Umami has no direct English translation.

It's MSG.

Anonymous said...

So a pair of breasts would sound boin boin?

Yes, I think that's right.

Anonymous said...

One of my favorite Japanese words is harukaru, which describes confident uncertainty.

It sounds like this: http://www.youtube.com/watch?v=GCNO7P47Rs8&feature=related

Balfegor said...

So a pair of breasts would sound boin boin?

Yes, I think that's right.

An alternative sound is provided by purun purun. I was going to say that this is a sound effect also used for jello or purin, but I googled ぷるんぷるん, and the first few links are obviously pornographic.

One gets to know these things.

rhhardin said...

Is there a Japanese word for ``wrong at the top of your voice?''

Original Mike said...

Is there a Japanese word for ``wrong at the top of your voice?''


David said...

What's wrong with the English onomatopoetic "susurration," which is, according to the American Heritage dictionary, "A soft, whispering or rustling sound; a murmur?"

I've seen it used, wonderfully, to describe the movement of a flock of butterflies.

Balfegor said...

Some other fun ones:

pika pika (sparkling or glittering, like a freshly cleaned floor you can see your face in)

kira kira (sparkling or glittering, like someone who emanates charisma or something. I guess.)

zawa zawa (the murmur of conversation; I've also seen it for the rustle of grass in the wind)

zoku zoku (the sound of cold shivers running down your back. Or maybe an electric feeling)

tsuru tsuru (the sound of something smooth or slippery)

mogu mogu (the sound of chewing)

doki doki (the sound of a heartbeat)

boro boro (the sound effect of being run-down and falling apart)

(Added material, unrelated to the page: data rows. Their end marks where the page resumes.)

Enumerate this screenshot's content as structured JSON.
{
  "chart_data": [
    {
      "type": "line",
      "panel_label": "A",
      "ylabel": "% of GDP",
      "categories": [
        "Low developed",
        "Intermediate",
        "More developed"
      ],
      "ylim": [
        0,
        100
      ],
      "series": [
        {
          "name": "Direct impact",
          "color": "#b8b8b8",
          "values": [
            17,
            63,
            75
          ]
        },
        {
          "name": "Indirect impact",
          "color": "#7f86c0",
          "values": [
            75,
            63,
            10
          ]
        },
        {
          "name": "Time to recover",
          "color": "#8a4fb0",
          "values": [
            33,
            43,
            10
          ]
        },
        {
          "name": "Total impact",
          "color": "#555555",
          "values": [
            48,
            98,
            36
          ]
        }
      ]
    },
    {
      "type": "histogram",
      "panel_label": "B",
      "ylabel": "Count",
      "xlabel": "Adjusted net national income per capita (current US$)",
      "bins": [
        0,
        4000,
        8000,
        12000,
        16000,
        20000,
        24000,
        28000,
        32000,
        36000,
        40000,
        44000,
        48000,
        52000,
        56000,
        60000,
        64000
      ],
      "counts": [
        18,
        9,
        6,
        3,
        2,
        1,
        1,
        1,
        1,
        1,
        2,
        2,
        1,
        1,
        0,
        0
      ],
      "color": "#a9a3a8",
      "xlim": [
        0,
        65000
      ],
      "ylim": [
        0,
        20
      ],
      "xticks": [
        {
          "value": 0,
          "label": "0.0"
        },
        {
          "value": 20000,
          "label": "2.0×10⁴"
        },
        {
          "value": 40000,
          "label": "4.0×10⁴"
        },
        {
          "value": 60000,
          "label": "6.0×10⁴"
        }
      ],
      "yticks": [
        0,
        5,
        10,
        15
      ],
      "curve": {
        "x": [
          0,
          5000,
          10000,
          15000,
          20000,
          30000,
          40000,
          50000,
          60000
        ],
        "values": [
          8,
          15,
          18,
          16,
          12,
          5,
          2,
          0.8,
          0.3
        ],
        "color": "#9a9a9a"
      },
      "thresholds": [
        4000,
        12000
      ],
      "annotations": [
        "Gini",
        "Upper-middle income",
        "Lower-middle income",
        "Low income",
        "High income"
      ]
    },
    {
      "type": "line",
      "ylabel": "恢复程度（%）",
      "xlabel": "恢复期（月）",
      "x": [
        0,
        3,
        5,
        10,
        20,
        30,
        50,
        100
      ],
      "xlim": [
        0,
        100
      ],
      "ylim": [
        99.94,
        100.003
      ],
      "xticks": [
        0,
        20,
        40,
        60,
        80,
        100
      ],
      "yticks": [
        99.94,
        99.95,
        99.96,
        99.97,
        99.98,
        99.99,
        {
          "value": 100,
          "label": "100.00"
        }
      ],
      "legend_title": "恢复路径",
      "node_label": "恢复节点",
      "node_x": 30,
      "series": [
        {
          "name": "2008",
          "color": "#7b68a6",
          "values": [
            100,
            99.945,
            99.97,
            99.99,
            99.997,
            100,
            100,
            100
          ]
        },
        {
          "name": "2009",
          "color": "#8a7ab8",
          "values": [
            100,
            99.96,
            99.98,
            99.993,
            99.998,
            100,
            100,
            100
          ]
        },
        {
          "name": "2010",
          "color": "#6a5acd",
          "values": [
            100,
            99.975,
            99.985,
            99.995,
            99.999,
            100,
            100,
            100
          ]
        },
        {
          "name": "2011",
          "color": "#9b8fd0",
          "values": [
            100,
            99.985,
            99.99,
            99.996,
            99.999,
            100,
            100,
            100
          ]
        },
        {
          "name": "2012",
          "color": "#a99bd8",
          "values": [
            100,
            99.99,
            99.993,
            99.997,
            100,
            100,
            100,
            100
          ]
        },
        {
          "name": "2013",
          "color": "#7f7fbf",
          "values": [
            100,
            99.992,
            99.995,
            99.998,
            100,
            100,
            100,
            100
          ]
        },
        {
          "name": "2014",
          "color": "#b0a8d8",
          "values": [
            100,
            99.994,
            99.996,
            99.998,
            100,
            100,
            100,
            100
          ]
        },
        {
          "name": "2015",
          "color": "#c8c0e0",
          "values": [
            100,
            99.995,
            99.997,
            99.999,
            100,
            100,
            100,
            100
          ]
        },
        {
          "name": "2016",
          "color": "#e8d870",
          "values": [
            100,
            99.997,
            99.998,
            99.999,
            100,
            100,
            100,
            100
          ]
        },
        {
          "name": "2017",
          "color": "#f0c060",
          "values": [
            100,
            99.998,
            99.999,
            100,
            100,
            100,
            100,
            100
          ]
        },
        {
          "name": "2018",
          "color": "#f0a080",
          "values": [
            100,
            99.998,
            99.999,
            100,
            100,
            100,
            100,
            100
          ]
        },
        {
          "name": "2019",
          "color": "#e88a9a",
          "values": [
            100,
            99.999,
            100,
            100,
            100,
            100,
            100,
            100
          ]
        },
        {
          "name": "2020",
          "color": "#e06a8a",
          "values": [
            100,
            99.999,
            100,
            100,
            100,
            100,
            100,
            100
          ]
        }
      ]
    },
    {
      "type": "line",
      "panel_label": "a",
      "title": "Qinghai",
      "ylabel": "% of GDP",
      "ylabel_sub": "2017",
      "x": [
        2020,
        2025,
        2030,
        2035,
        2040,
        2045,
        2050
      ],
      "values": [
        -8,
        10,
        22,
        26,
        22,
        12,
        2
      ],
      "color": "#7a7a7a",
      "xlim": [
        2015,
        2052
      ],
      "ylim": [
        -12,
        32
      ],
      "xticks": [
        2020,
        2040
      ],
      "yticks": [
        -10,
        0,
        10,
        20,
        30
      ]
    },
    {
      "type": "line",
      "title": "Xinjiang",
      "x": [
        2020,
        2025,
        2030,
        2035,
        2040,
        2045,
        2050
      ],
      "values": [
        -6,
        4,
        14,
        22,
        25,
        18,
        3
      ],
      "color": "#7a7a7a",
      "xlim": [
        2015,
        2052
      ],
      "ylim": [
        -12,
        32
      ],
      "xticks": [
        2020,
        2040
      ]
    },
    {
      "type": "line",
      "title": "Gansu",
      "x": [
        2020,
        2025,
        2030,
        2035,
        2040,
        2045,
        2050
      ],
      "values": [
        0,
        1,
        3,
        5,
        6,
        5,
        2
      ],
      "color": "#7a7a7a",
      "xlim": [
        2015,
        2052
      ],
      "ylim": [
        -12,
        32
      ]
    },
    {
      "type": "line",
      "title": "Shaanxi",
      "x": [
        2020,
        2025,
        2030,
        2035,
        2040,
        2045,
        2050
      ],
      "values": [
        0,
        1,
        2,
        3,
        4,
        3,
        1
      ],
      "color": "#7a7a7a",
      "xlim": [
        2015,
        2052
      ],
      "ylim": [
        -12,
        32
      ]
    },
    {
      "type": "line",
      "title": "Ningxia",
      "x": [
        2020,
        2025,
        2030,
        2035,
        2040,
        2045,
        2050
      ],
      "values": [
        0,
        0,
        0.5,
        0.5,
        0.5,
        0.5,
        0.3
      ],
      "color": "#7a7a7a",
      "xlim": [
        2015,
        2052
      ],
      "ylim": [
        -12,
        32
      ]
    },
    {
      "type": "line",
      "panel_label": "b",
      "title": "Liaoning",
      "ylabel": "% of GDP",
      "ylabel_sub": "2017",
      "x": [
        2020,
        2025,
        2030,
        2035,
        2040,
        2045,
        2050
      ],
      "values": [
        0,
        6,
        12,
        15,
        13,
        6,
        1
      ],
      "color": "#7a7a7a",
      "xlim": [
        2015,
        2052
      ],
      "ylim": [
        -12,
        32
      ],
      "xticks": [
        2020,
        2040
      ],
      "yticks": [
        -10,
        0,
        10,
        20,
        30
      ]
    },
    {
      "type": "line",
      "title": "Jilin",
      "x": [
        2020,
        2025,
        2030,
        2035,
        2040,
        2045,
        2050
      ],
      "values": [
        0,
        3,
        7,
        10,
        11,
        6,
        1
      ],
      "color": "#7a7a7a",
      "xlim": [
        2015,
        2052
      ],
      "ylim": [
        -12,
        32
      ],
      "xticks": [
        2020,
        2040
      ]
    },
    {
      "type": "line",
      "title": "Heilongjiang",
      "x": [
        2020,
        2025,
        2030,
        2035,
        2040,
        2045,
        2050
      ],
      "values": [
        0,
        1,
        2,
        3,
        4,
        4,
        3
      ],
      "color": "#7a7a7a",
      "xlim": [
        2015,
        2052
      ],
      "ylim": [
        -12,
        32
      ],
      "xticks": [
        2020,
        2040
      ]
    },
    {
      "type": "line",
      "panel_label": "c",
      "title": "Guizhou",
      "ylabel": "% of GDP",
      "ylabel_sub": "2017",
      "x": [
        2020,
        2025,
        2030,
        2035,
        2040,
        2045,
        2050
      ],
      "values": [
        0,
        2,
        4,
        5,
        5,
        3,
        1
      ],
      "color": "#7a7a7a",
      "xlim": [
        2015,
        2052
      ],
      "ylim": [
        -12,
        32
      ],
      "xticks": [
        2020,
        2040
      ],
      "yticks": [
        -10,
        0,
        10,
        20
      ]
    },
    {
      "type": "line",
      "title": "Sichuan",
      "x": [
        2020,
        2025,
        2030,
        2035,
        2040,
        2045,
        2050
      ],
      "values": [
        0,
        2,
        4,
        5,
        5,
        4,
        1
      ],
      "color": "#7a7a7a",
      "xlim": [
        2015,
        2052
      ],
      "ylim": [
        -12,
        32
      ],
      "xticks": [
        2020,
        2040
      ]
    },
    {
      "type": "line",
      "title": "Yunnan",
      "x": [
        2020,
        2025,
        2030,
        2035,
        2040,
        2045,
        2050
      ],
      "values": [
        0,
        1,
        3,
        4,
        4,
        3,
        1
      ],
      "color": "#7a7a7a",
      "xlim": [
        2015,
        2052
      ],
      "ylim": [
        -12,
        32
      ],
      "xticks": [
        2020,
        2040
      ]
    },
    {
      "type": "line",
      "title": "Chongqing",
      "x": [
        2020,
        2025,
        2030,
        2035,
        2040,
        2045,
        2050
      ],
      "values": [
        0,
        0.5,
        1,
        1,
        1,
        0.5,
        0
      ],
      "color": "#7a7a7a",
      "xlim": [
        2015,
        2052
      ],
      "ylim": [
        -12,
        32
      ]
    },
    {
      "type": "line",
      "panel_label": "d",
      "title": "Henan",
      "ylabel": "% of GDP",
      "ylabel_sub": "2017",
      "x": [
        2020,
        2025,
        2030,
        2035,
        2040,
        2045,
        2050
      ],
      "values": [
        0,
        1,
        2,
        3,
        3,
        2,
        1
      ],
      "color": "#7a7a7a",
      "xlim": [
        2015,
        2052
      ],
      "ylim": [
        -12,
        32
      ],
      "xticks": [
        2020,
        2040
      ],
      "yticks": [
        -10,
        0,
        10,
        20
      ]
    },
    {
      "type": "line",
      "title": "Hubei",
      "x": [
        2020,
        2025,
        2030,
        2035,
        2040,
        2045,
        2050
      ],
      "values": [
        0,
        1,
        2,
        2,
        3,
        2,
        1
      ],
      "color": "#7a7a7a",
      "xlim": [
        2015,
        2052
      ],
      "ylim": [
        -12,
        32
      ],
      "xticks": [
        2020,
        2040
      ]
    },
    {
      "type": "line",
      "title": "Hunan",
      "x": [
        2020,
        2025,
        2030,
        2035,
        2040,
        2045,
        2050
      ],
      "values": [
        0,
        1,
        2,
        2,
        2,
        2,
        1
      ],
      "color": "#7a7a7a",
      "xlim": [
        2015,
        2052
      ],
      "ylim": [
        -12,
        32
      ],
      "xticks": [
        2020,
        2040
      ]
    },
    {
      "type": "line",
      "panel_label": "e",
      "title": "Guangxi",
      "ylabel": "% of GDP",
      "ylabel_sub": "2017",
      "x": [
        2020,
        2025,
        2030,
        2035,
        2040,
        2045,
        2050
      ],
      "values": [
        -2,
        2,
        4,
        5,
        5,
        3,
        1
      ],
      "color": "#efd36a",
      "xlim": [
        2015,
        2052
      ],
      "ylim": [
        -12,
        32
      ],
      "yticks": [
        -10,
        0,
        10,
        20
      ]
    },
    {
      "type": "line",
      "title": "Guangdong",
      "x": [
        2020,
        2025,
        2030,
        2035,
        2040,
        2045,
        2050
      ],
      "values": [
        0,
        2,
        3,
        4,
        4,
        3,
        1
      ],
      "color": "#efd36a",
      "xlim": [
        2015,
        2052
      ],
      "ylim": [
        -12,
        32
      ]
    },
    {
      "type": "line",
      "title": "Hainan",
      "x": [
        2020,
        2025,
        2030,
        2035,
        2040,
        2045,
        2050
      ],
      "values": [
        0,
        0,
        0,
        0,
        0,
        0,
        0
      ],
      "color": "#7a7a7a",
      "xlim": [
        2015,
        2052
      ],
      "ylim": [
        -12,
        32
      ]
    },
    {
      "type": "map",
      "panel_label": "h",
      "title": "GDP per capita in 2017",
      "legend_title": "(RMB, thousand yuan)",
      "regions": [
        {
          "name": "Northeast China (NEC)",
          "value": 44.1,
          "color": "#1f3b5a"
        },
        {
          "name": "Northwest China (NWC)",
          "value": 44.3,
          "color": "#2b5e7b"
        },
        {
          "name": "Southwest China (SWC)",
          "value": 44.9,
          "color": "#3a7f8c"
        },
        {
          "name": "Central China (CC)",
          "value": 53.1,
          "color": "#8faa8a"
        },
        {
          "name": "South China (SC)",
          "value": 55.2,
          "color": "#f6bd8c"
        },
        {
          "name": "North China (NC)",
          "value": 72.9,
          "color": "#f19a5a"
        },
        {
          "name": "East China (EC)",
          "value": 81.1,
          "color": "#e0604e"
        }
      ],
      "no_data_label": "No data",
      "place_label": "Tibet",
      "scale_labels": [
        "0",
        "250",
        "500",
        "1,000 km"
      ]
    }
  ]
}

poro poro (the sound of something overflowing, e.g. tears, memories)

gan gan (a sound effect for something forceful and violent, like a headache)

tsun tsun (the sound of being stuck up)

dere dere (the sound effect of being bashful/shy/lovestruck)

tsun dere (a term for a female character who is alternately haughty and shy)

yan dere (a term for a female character who is alternately murderously violent and shy)

I wanted to add the sound effect for a hot bath in a public bathhouse (taken, I think, from the sharp echo as people drop their scrubbers or their buckets or whatever), but I can't remember it.

Revenant said...

tsun dere
yan dere

Someone's an anime fan... :)

Mitch H. said...

Revenant: it took you that long to figure that one out?

I'm not sure if the FLCL thing is pre-Gainax or not.

(For the studio audience, FLCL is a somewhat experimental show which drops into "animated comics" for about five or ten minutes, at which point some of the sketchier characters go off on a riff on the name of the show, rattling through about a half-dozen onomatopoeic definitions of what it might mean, almost all of them dubious or dirty.)

Mangaka are endlessly fecund when it comes to sound effects, and there's lots of pornographic manga with a crying need for sonic descriptions of breasts. It's got to be the Eskimos' terms-for-snow of eromanga.

Balfegor said...

Someone's an anime fan... :)

And how! Actually, mostly comics nowadays. But when I was a teenager I liked the cartoons.

Griffin said...

I think my favorite is "niko niko," the "sound" of smiling or being happy.

Coincidentally, there's a good Greek restaurant in Houston by that name. It makes me smile.